It’s hard to get nit-picky about a team that is currently second in the Premier League standings, but there are some things that Tottenham could be doing better.
Slowly over the course of the season so far, Mauricio Pochettino has been tweaking things and making subtle changes.
Most of these have been attempts to make sure Tottenham’s strongest players are properly rested, and let some of the bench players have their chance to make a case for larger roles in the squad.
There are some more significant changes that Pochettino can implement that might allow Tottenham to be more competitive through the final stretch of the season.
Work with width
This Tottenham team is explicitly designed to operate through the center of the pitch. It is through that narrow path just in front of the opposition’s goal where the best shots possible can come from, and consequently it’s where a lot of Tottenham’s attackers find themselves drifting toward when in possession. Each of the attacking three midfielders – most often Dele Alli, Christian Eriksen and Erik Lamela – all specialize in keeping things tight.

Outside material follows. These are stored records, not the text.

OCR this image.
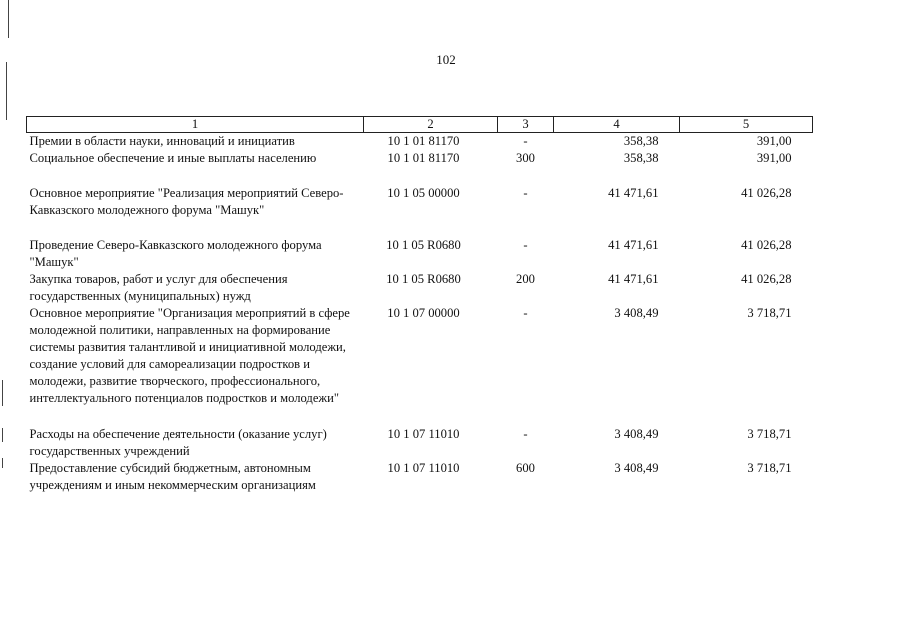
102
1	2	3	4	5
Премии в области науки, инноваций и инициатив	10 1 01 81170	-	358,38	391,00
Социальное обеспечение и иные выплаты населению	10 1 01 81170	300	358,38	391,00

Основное мероприятие "Реализация мероприятий Северо-Кавказского молодежного форума "Машук"	10 1 05 00000	-	41 471,61	41 026,28

Проведение Северо-Кавказского молодежного форума "Машук"	10 1 05 R0680	-	41 471,61	41 026,28
Закупка товаров, работ и услуг для обеспечения государственных (муниципальных) нужд	10 1 05 R0680	200	41 471,61	41 026,28
Основное мероприятие "Организация мероприятий в сфере молодежной политики, направленных на формирование системы развития талантливой и инициативной молодежи, создание условий для самореализации подростков и молодежи, развитие творческого, профессионального, интеллектуального потенциалов подростков и молодежи"	10 1 07 00000	-	3 408,49	3 718,71

Расходы на обеспечение деятельности (оказание услуг) государственных учреждений	10 1 07 11010	-	3 408,49	3 718,71
Предоставление субсидий бюджетным, автономным учреждениям и иным некоммерческим организациям	10 1 07 11010	600	3 408,49	3 718,71
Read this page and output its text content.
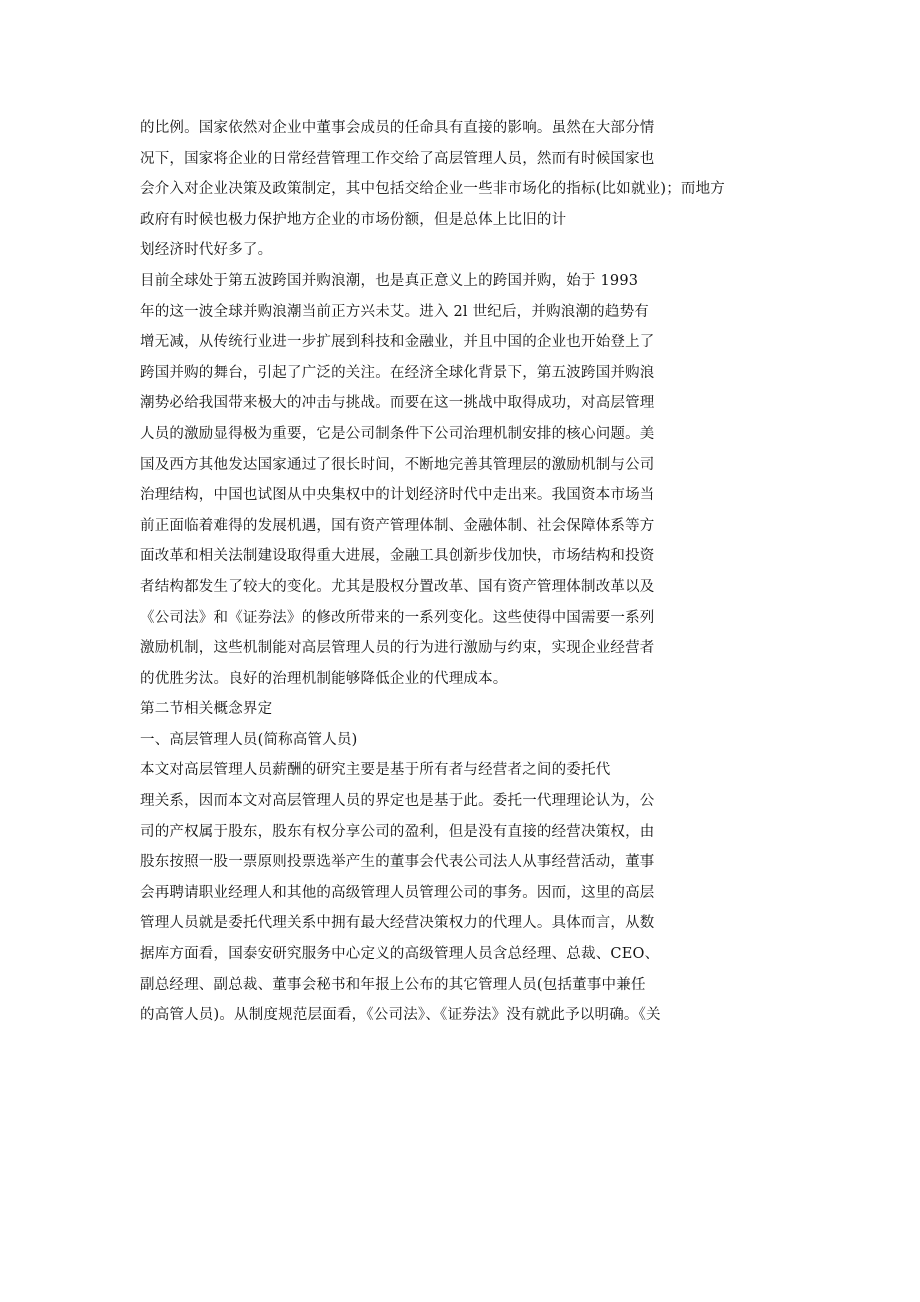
的比例。国家依然对企业中董事会成员的任命具有直接的影响。虽然在大部分情
况下，国家将企业的日常经营管理工作交给了高层管理人员，然而有时候国家也
会介入对企业决策及政策制定，其中包括交给企业一些非市场化的指标(比如就业)；而地方
政府有时候也极力保护地方企业的市场份额，但是总体上比旧的计
划经济时代好多了。
目前全球处于第五波跨国并购浪潮，也是真正意义上的跨国并购，始于 1993
年的这一波全球并购浪潮当前正方兴未艾。进入 2l 世纪后，并购浪潮的趋势有
增无减，从传统行业进一步扩展到科技和金融业，并且中国的企业也开始登上了
跨国并购的舞台，引起了广泛的关注。在经济全球化背景下，第五波跨国并购浪
潮势必给我国带来极大的冲击与挑战。而要在这一挑战中取得成功，对高层管理
人员的激励显得极为重要，它是公司制条件下公司治理机制安排的核心问题。美
国及西方其他发达国家通过了很长时间，不断地完善其管理层的激励机制与公司
治理结构，中国也试图从中央集权中的计划经济时代中走出来。我国资本市场当
前正面临着难得的发展机遇，国有资产管理体制、金融体制、社会保障体系等方
面改革和相关法制建设取得重大进展，金融工具创新步伐加快，市场结构和投资
者结构都发生了较大的变化。尤其是股权分置改革、国有资产管理体制改革以及
《公司法》和《证券法》的修改所带来的一系列变化。这些使得中国需要一系列
激励机制，这些机制能对高层管理人员的行为进行激励与约束，实现企业经营者
的优胜劣汰。良好的治理机制能够降低企业的代理成本。
第二节相关概念界定
一、高层管理人员(简称高管人员)
本文对高层管理人员薪酬的研究主要是基于所有者与经营者之间的委托代
理关系，因而本文对高层管理人员的界定也是基于此。委托一代理理论认为，公
司的产权属于股东，股东有权分享公司的盈利，但是没有直接的经营决策权，由
股东按照一股一票原则投票选举产生的董事会代表公司法人从事经营活动，董事
会再聘请职业经理人和其他的高级管理人员管理公司的事务。因而，这里的高层
管理人员就是委托代理关系中拥有最大经营决策权力的代理人。具体而言，从数
据库方面看，国泰安研究服务中心定义的高级管理人员含总经理、总裁、CEO、
副总经理、副总裁、董事会秘书和年报上公布的其它管理人员(包括董事中兼任
的高管人员)。从制度规范层面看，《公司法》、《证券法》没有就此予以明确。《关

On occasion, it’s been necessary to flip that script. Pochettino will usually use either Nacer Chadli on the left wing or Kieran Trippier at right-back when he feels an opponent would be particularly vulnerable to width. Generally speaking, it’s a tactic that worked. And it should be pressed on with.
Chadli, in particular, could be a good source of goals when needed. He might not always fit into Pochettino’s overall plans as much as Dele Alli (the player he would be replacing should he start or come on from the bench), but he is undeniably potent when he’s in form. Even if he’s just brought into the fold to stretch out particularly stubborn defences – like, say, Crystal Palace’s on Sunday – he could prove a decisive participant.
Get the best out of Heung-min Son
The South Korean began his life at Tottenham with three goals and two games, though he hasn’t been able to sustain that form.
Part of the reason behind this was an injury he picked up shortly after his debut, one that kept him out of contention for nearly two months. The Tottenham team he came back into had already established Alli, Eriksen and Lamela as starters, so he wasn’t going to necessarily usurp any of their positions any time soon.
Son has been brought into the starting XI as Pochettino rested Lamela, though he hasn’t exactly thrived. While he’s in theory capable of playing anywhere in the attack, it’s clear that the right side is not his preferred side.
He made this especially clear on Sunday, where he worked primarily through the middle, connecting with Josh Onomah and Alli and generally proving himself to be especially adept at coordinating and driving plays from a more central position.
Pochettino will no doubt have taken a note, but he might be reluctant to switch Son to the middle considering he just did the same for a struggling Eriksen. Depending on the opposition or the situation, it would be very advisable for Pochettino to see just what Son can do with regular minutes in that area.
Crowd the midfield
There’s a lot that stands between Tottenham and the end of the season. Arsenal in early March stands out as the toughest contest, but matches against Manchester United, Chelsea, Liverpool and Southampton won’t be simple affairs either.
Grinding out results in those matches will be absolutely vital. Beyond making match-specific changes, Pochettino might find some benefit in playing one of his attacking midfielders in a deeper, more creative role.
This has been tried before this season to good effect. Adding an extra man in the center of the pitch makes defending against counter-attacks easier while simultaneously creating another pathway through which the team can keep possession. It might not be as direct an attacking scheme as the one Tottenham have thrived on all season, but now that every result seems to matter more and more it might be better to keep things tighter in the center of the park.